Nevertheless, he said that the children remain, almost ten years after they were born, adopted, and brought back to Ireland, in a form of legal limbo. “They are unrelated by the law of their habitual residence to their de facto parents with whom they live and unrelated by the law of the land of their birth to the people whom Irish law, it is said, maintains are their parents.”
Mr Justice O’Donnell said the “complex legal position” could only be understood by considering the development of the case law in O’C & BO’C v Údáras Uchtála na hÉireann  2 IR 94, and In Re The Adoption Act 2010 s.49(2) and JB (a minor) & KB (a minor)  1 IR 270. Nineteen “Mexican adoptions” encountered difficulty due to the commencement of the 2010 Act. Fifteen cases were resolved by O’C. The Authority did not appeal O’C and the adoption in that case and 14 other adoptions were duly registered. However, the Authority considered that, since Baby K was not born by the time of the 2010 Act’s commencement, vested rights could not have accrued under the 1991 Act. It has maintained that it cannot register the adoptions in the Register and suggested that the children could be adopted in Ireland by a domestic adoption order under the 2010 Act Part 7. However, difficulties arose when the Child and Family Agency insisted on confirmation that the child was eligible for adoption before carrying out an assessment under s.37. CFA no longer maintains that position.
Mr Justice O’Donnell said that if such rights were capable of surviving the 2010 enactment and the repeal of the 1991 Act, then such rights are capable of arising where the child was born after 1 November 2010, as required by the constitutional obligation to hold all persons equal before the law. The judge said the line drawn by the law, as interpreted by the Authority, “runs to divide birth siblings”.

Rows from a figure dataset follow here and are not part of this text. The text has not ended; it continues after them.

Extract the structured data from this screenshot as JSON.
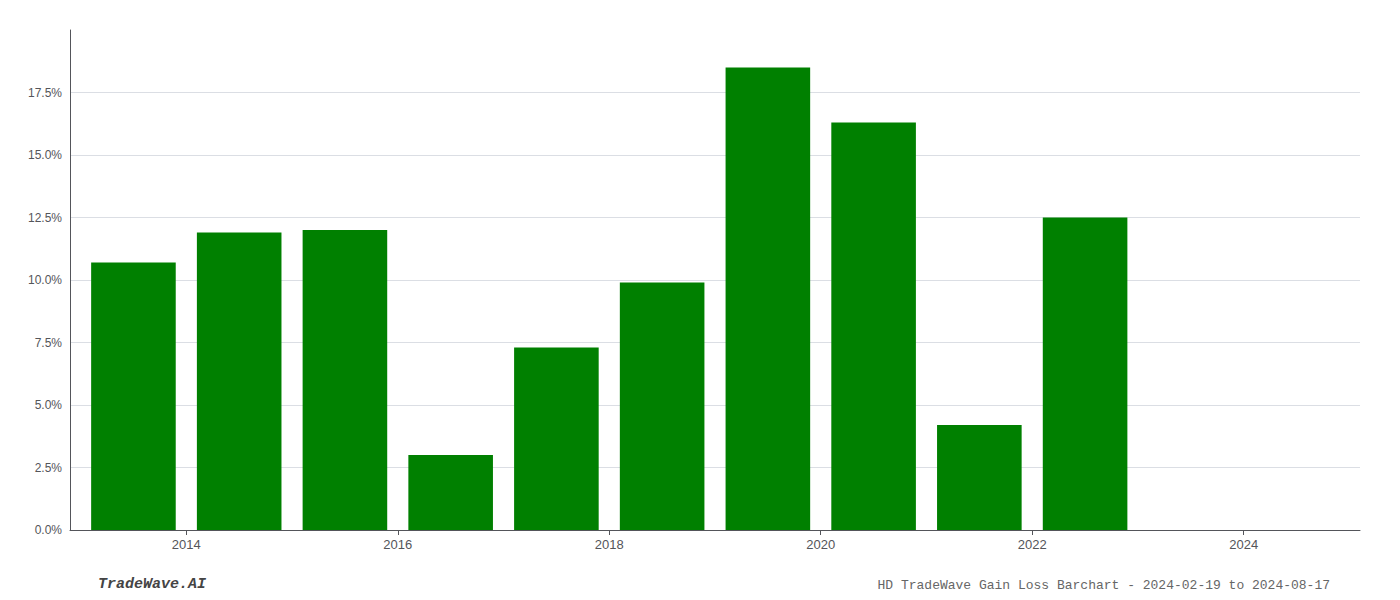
{
  "chart_data": {
    "type": "bar",
    "x": [
      2013.5,
      2014.5,
      2015.5,
      2016.5,
      2017.5,
      2018.5,
      2019.5,
      2020.5,
      2021.5,
      2022.5,
      2023.5
    ],
    "values": [
      0.107,
      0.119,
      0.12,
      0.03,
      0.073,
      0.099,
      0.185,
      0.163,
      0.042,
      0.125,
      0.0
    ],
    "color": "#008000",
    "xlim": [
      2012.9,
      2025.1
    ],
    "xticks": [
      2014,
      2016,
      2018,
      2020,
      2022,
      2024
    ],
    "ylim": [
      0.0,
      0.2
    ],
    "yticks": [
      {
        "value": 0.0,
        "label": "0.0%"
      },
      {
        "value": 0.025,
        "label": "2.5%"
      },
      {
        "value": 0.05,
        "label": "5.0%"
      },
      {
        "value": 0.075,
        "label": "7.5%"
      },
      {
        "value": 0.1,
        "label": "10.0%"
      },
      {
        "value": 0.125,
        "label": "12.5%"
      },
      {
        "value": 0.15,
        "label": "15.0%"
      },
      {
        "value": 0.175,
        "label": "17.5%"
      }
    ],
    "grid": true,
    "annotations": [
      "TradeWave.AI",
      "HD TradeWave Gain Loss Barchart - 2024-02-19 to 2024-08-17"
    ]
  }
}
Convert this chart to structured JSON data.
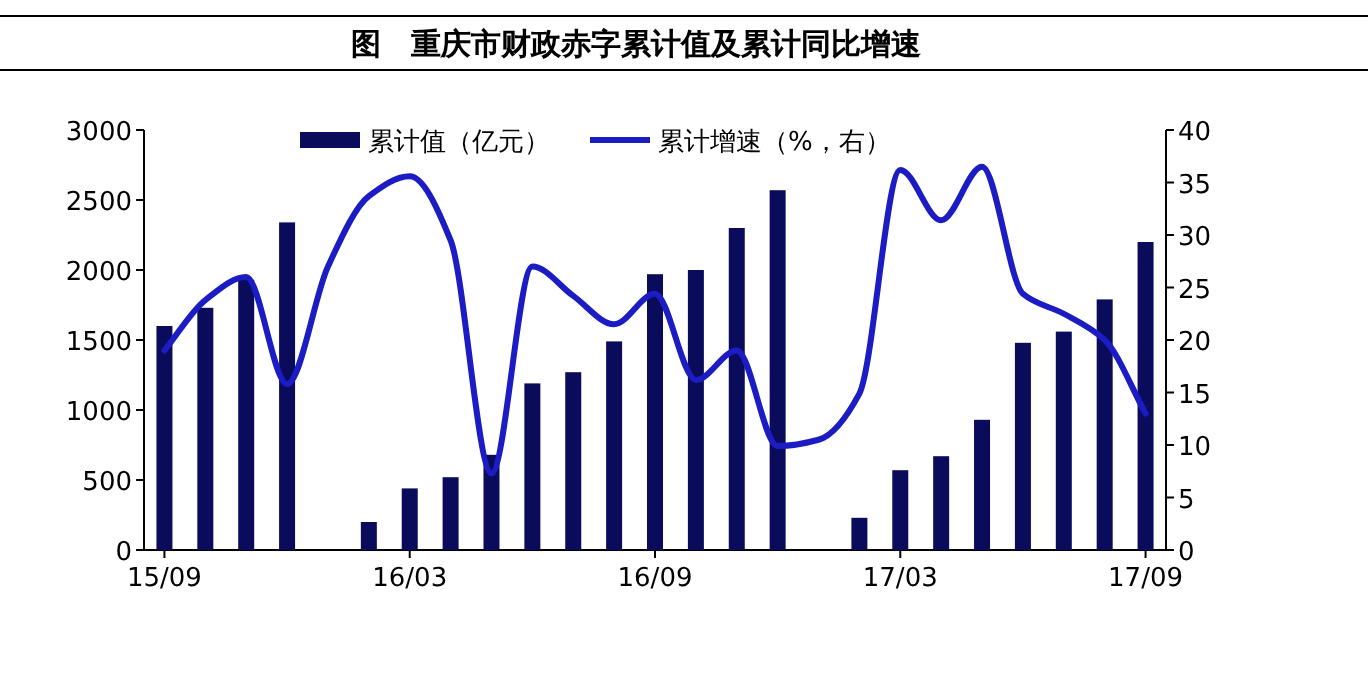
{
  "chart_data": {
    "type": "bar",
    "title": "图　重庆市财政赤字累计值及累计同比增速",
    "categories": [
      "15/09",
      null,
      null,
      null,
      null,
      null,
      "16/03",
      null,
      null,
      null,
      null,
      null,
      "16/09",
      null,
      null,
      null,
      null,
      null,
      "17/03",
      null,
      null,
      null,
      null,
      null,
      "17/09"
    ],
    "series": [
      {
        "name": "累计值（亿元）",
        "color": "#0b0b5c",
        "values": [
          1600,
          1730,
          1930,
          2340,
          null,
          200,
          440,
          520,
          680,
          1190,
          1270,
          1490,
          1970,
          2000,
          2300,
          2570,
          null,
          230,
          570,
          670,
          930,
          1480,
          1560,
          1790,
          2200
        ]
      },
      {
        "name": "累计增速（%，右）",
        "type": "line",
        "axis": "y2",
        "color": "#1c1cc4",
        "values": [
          19,
          23.8,
          26,
          15.8,
          27,
          33.7,
          35.6,
          29.5,
          7.3,
          27,
          24.2,
          21.5,
          24.4,
          16.2,
          19,
          9.9,
          10.5,
          14.9,
          36.2,
          31.4,
          36.5,
          24.4,
          22.5,
          20,
          13
        ]
      }
    ],
    "ylim": [
      0,
      3000
    ],
    "yticks": [
      0,
      500,
      1000,
      1500,
      2000,
      2500,
      3000
    ],
    "y2lim": [
      0,
      40
    ],
    "y2ticks": [
      0,
      5,
      10,
      15,
      20,
      25,
      30,
      35,
      40
    ],
    "legend": "top"
  }
}
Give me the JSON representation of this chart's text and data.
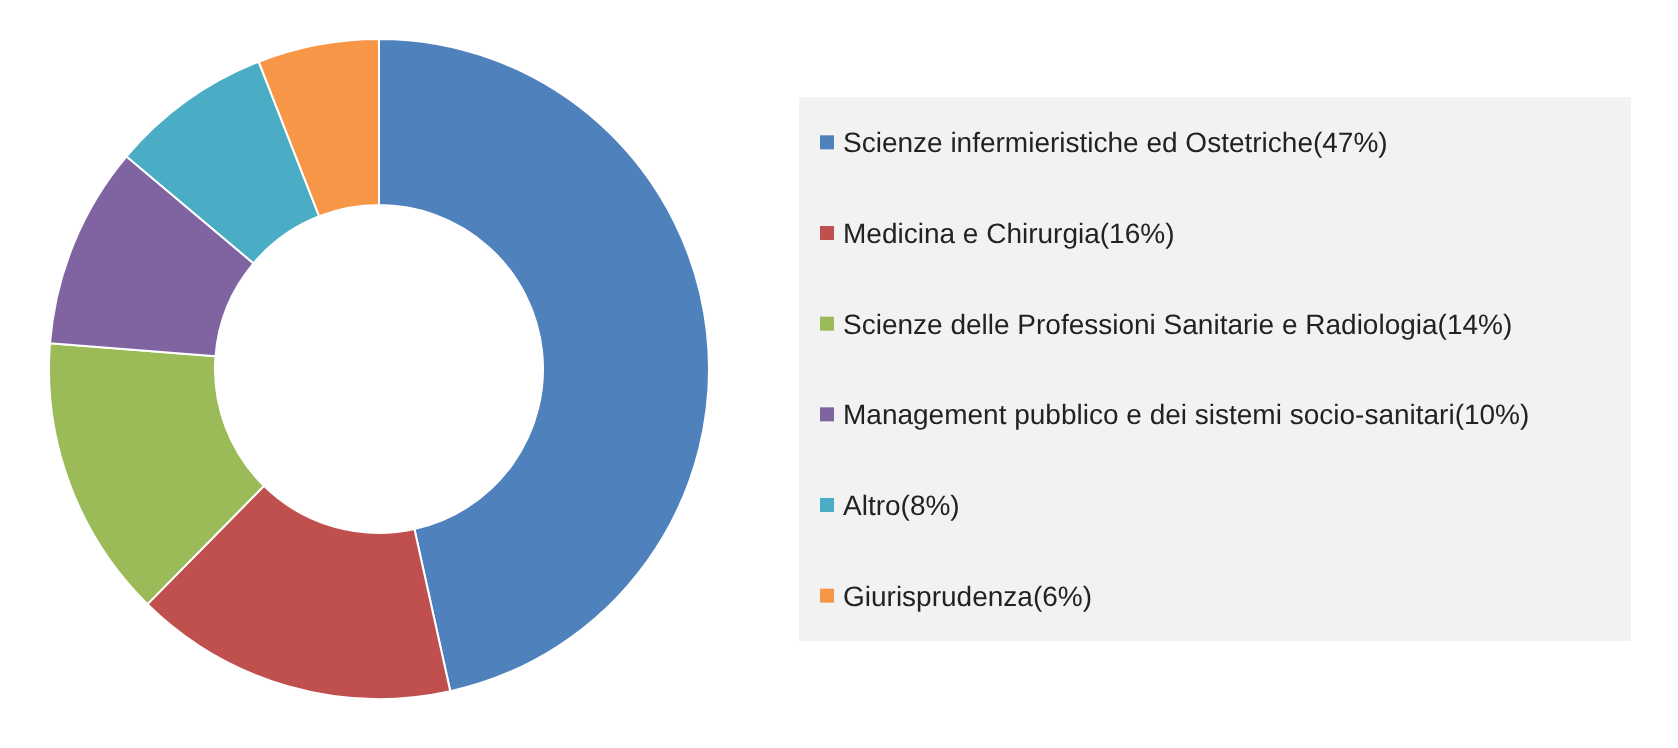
{
  "chart_data": {
    "type": "donut",
    "categories": [
      "Scienze infermieristiche ed Ostetriche(47%)",
      "Medicina e Chirurgia(16%)",
      "Scienze delle Professioni Sanitarie e Radiologia(14%)",
      "Management pubblico e dei sistemi socio-sanitari(10%)",
      "Altro(8%)",
      "Giurisprudenza(6%)"
    ],
    "values": [
      47,
      16,
      14,
      10,
      8,
      6
    ],
    "colors": [
      "#4f81bd",
      "#c0504d",
      "#9bbb59",
      "#8064a2",
      "#4bacc6",
      "#f79646"
    ],
    "legend": "right"
  }
}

Mr Justice O’Donnell said the difference of treatment between the cases is stark, demonstrated by the differentiation between the position of Baby F and their sibling. One, “a child of a family and, on the other, as a legally parentless child being cared for by adults who could perhaps become guardians. At a most basic level, it distinguishes between the persons having the status of a family on the one hand and those living together and caring for each other but who would be told that they nevertheless do not constitute a family on the other. Where one child has a father and a mother, its sibling has two concerned adults. Where one couple has a son or a daughter, another has a child they are providing care to”
The court therefore invited counsel to consider the possible application of McMahon v Leahy  IR 525, where the court held that it “would patently result in an unequal treatment, at the hands of the Courts, of citizens who, as human beings, are in equal condition in the context of the law involved.” In Hanley v The Minister for Defence  4 IR 392, Ms Justice Susan Denham held that the “constitutional guarantee of equality (Article 40.1) requires that persons be held equal before the law. There is an obligation of equal treatment. Thus, similar cases should be determined in a constant and foreseeable pattern. The concept of justice and fairness demand that the system not be a lottery”.
The judged noted the Authority’s legitimate concerns about Ireland’s obligations as a signatory to the Hague convention, but said that it has registered Mexican adoptions which are “functionally indistinguishable” from the present matter. He said that a domestic adoption could lead to “perhaps more significant consequences for future cases.”
It would be a failure to hold these two children equal before the law “in such an important feature of their human personality” if the law were to permit a different outcome for them, and the court held that it was not lawful for the Authority to refuse the admission of their adoptions on the Register.